The Veda index noted that historically, movements in Veda mortgage applications have tended to lead movements in house prices by around six to nine months, with mortgage applications a good indicator of home buyer demand and housing turnover.
Source: Veda Quarterly Consumer Credit Demand Index (March 2016 Quarter)
“The cooling demand for mortgages is consistent with other recent indications of cooling in the housing market, including auction clearance rates that are down from last year’s peaks in Sydney and Melbourne, and a slowdown in house price growth,” the report noted.
While the latest data indicated a more subdued housing market in 2016, Veda reported an upwards shift in the relative share of mortgage applications by consumers in younger demographics.

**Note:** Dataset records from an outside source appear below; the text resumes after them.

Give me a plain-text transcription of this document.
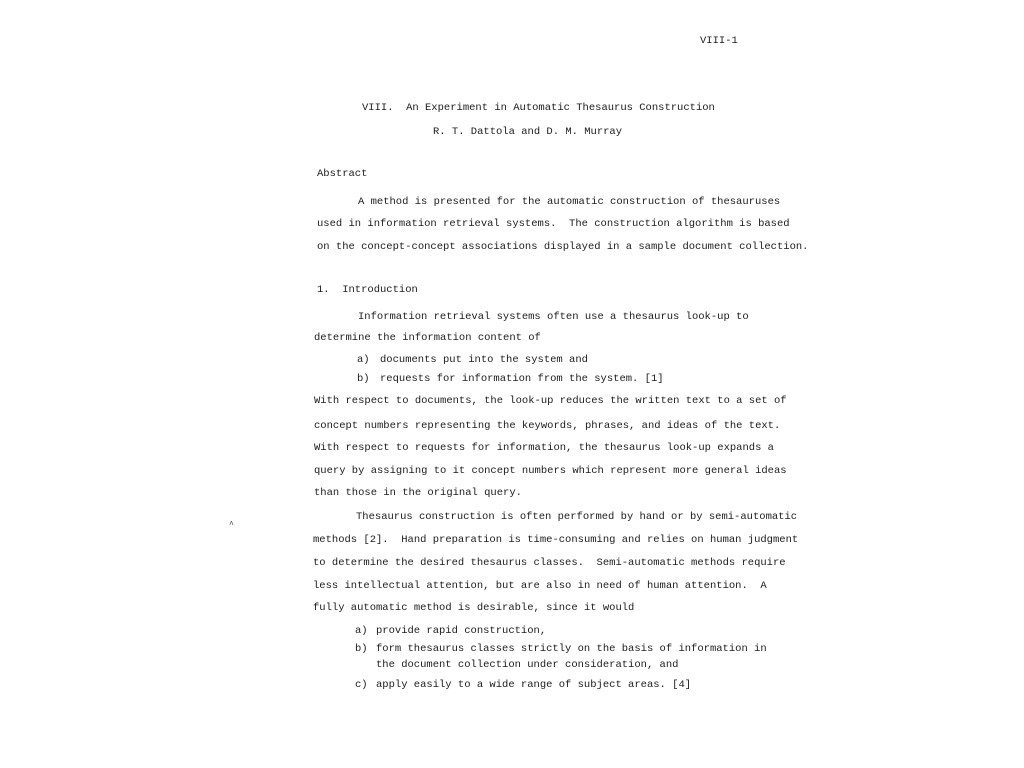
VIII-1
VIII.  An Experiment in Automatic Thesaurus Construction
R. T. Dattola and D. M. Murray
Abstract
A method is presented for the automatic construction of thesauruses
used in information retrieval systems.  The construction algorithm is based
on the concept-concept associations displayed in a sample document collection.
1.  Introduction
Information retrieval systems often use a thesaurus look-up to
determine the information content of
a) documents put into the system and
b) requests for information from the system. [1]
With respect to documents, the look-up reduces the written text to a set of
concept numbers representing the keywords, phrases, and ideas of the text.
With respect to requests for information, the thesaurus look-up expands a
query by assigning to it concept numbers which represent more general ideas
than those in the original query.
Thesaurus construction is often performed by hand or by semi-automatic
methods [2].  Hand preparation is time-consuming and relies on human judgment
to determine the desired thesaurus classes.  Semi-automatic methods require
less intellectual attention, but are also in need of human attention.  A
fully automatic method is desirable, since it would
a) provide rapid construction,
b) form thesaurus classes strictly on the basis of information in
the document collection under consideration, and
c) apply easily to a wide range of subject areas. [4]
˄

Angus Luffman, Veda’s general manager of consumer risk, said that from late 2012 to December 2014, the proportion of mortgage applications by the youngest demographic (18-24) decreased, while the proportion of applications by the oldest demographics (55-64 & 64+) increased.
“This would appear to support the growth of investment lending over owner-occupier, particularly impacting younger consumers,” Mr Luffman said.
“In the last two quarters, this trend has ceased and is showing early signs of reversing. This is likely indicative of the impacts of the Australian Prudential Regulation Authority (APRA) driving policy changes on investment lending,” he said.